Reliance Communications, the second biggest telco, reported a 16% slide in quarterly profit due to an accounting change and continued mobile tariff pressure.
Reliance said Q1 earnings had fallen to 12.2 billion rupee ($270.8 million) on 17% lower revenue of 61.2 billion rupee.
The results beat a Bloomberg analysts’ consensus forecast of an 8.1 billion rupee profit for the quarter.
The quarterly profit would have been boosted by 34.3 billion rupee but RCom is no longer recognizes gains on outstanding derivative contracts.
Full-year earnings fell 23% to 46.6 billion rupee, with revenue down 3.6% to 221.3 billion rupee.
Reliance operates CDMA, GSM, broadband, long distance and global wholesale networks.
Chairman Anil Ambani said the 2009-10 financial year was one of the “most challenging years for the telecom industry.”
But he expected the company should be able to “sustain profitable growth in the coming quarters.”
The tariff war also drove down earnings at rival Bharti, India’s biggest cellco, which reported an 8% fall in profit. Unlike Reliance, it boosted revenue 2.3%, the company said last month.
Since nationwide GSM launches by India’s only two CDMA operators, Reliance and Tata, the CDMA ecosystem has stagnated.
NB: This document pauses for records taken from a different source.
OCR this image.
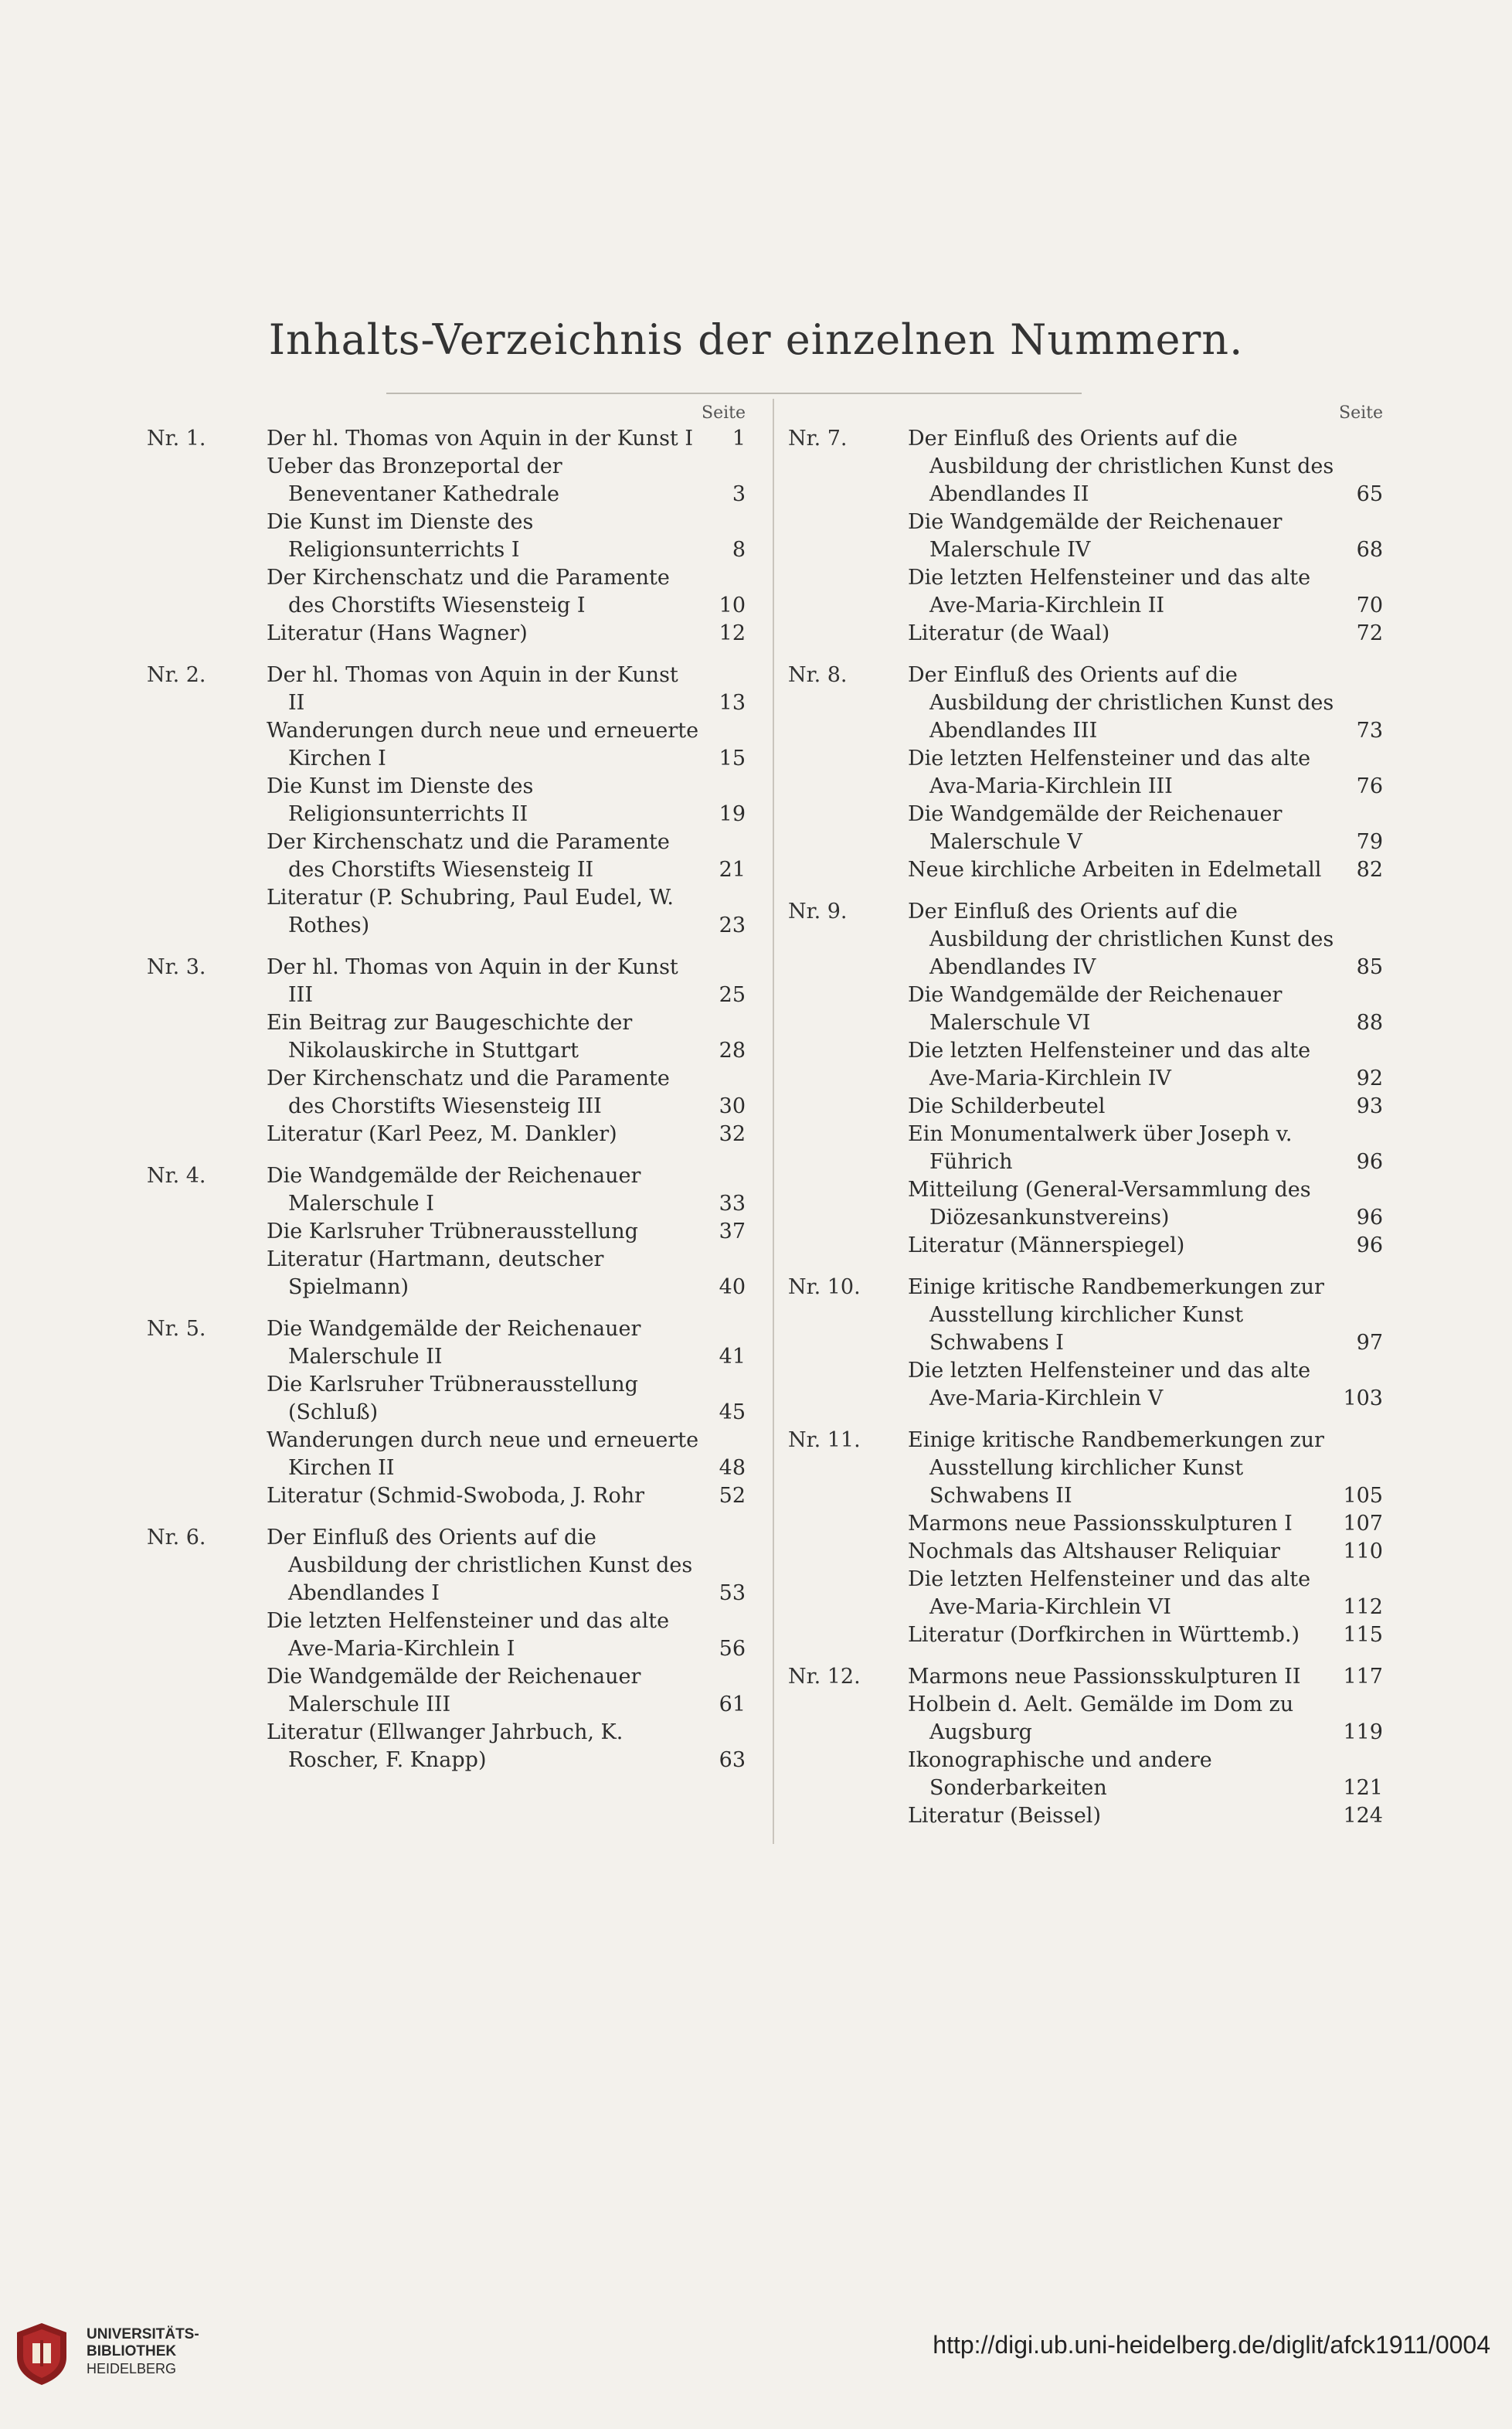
Inhalts-Verzeichnis der einzelnen Nummern.
Seite
Nr. 1.	Der hl. Thomas von Aquin in der Kunst I	1
Ueber das Bronzeportal der Beneventaner Kathedrale	3
Die Kunst im Dienste des Religionsunterrichts I	8
Der Kirchenschatz und die Paramente des Chorstifts Wiesensteig I	10
Literatur (Hans Wagner)	12
Nr. 2.	Der hl. Thomas von Aquin in der Kunst II	13
Wanderungen durch neue und erneuerte Kirchen I	15
Die Kunst im Dienste des Religionsunterrichts II	19
Der Kirchenschatz und die Paramente des Chorstifts Wiesensteig II	21
Literatur (P. Schubring, Paul Eudel, W. Rothes)	23
Nr. 3.	Der hl. Thomas von Aquin in der Kunst III	25
Ein Beitrag zur Baugeschichte der Nikolauskirche in Stuttgart	28
Der Kirchenschatz und die Paramente des Chorstifts Wiesensteig III	30
Literatur (Karl Peez, M. Dankler)	32
Nr. 4.	Die Wandgemälde der Reichenauer Malerschule I	33
Die Karlsruher Trübnerausstellung	37
Literatur (Hartmann, deutscher Spielmann)	40
Nr. 5.	Die Wandgemälde der Reichenauer Malerschule II	41
Die Karlsruher Trübnerausstellung (Schluß)	45
Wanderungen durch neue und erneuerte Kirchen II	48
Literatur (Schmid-Swoboda, J. Rohr	52
Nr. 6.	Der Einfluß des Orients auf die Ausbildung der christlichen Kunst des Abendlandes I	53
Die letzten Helfensteiner und das alte Ave-Maria-Kirchlein I	56
Die Wandgemälde der Reichenauer Malerschule III	61
Literatur (Ellwanger Jahrbuch, K. Roscher, F. Knapp)	63
Seite
Nr. 7.	Der Einfluß des Orients auf die Ausbildung der christlichen Kunst des Abendlandes II	65
Die Wandgemälde der Reichenauer Malerschule IV	68
Die letzten Helfensteiner und das alte Ave-Maria-Kirchlein II	70
Literatur (de Waal)	72
Nr. 8.	Der Einfluß des Orients auf die Ausbildung der christlichen Kunst des Abendlandes III	73
Die letzten Helfensteiner und das alte Ava-Maria-Kirchlein III	76
Die Wandgemälde der Reichenauer Malerschule V	79
Neue kirchliche Arbeiten in Edelmetall	82
Nr. 9.	Der Einfluß des Orients auf die Ausbildung der christlichen Kunst des Abendlandes IV	85
Die Wandgemälde der Reichenauer Malerschule VI	88
Die letzten Helfensteiner und das alte Ave-Maria-Kirchlein IV	92
Die Schilderbeutel	93
Ein Monumentalwerk über Joseph v. Führich	96
Mitteilung (General-Versammlung des Diözesankunstvereins)	96
Literatur (Männerspiegel)	96
Nr. 10.	Einige kritische Randbemerkungen zur Ausstellung kirchlicher Kunst Schwabens I	97
Die letzten Helfensteiner und das alte Ave-Maria-Kirchlein V	103
Nr. 11.	Einige kritische Randbemerkungen zur Ausstellung kirchlicher Kunst Schwabens II	105
Marmons neue Passionsskulpturen I	107
Nochmals das Altshauser Reliquiar	110
Die letzten Helfensteiner und das alte Ave-Maria-Kirchlein VI	112
Literatur (Dorfkirchen in Württemb.)	115
Nr. 12.	Marmons neue Passionsskulpturen II	117
Holbein d. Aelt. Gemälde im Dom zu Augsburg	119
Ikonographische und andere Sonderbarkeiten	121
Literatur (Beissel)	124
UNIVERSITÄTS-
BIBLIOTHEK
HEIDELBERG
http://digi.ub.uni-heidelberg.de/diglit/afck1911/0004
Investment bank CLSA said Reliance ’s new CDMA-service unlimited calling plans should revive the CDMA segment and, together with the firm’s GSM expansion, fuel revenue growth.
Reliance is aiming to expand the company’s share of market revenue from 12% to 20% in three years.
Reliance Communications shares on the Mumbai Stock exchange closed down 1.4% at Rs144.5 on Friday.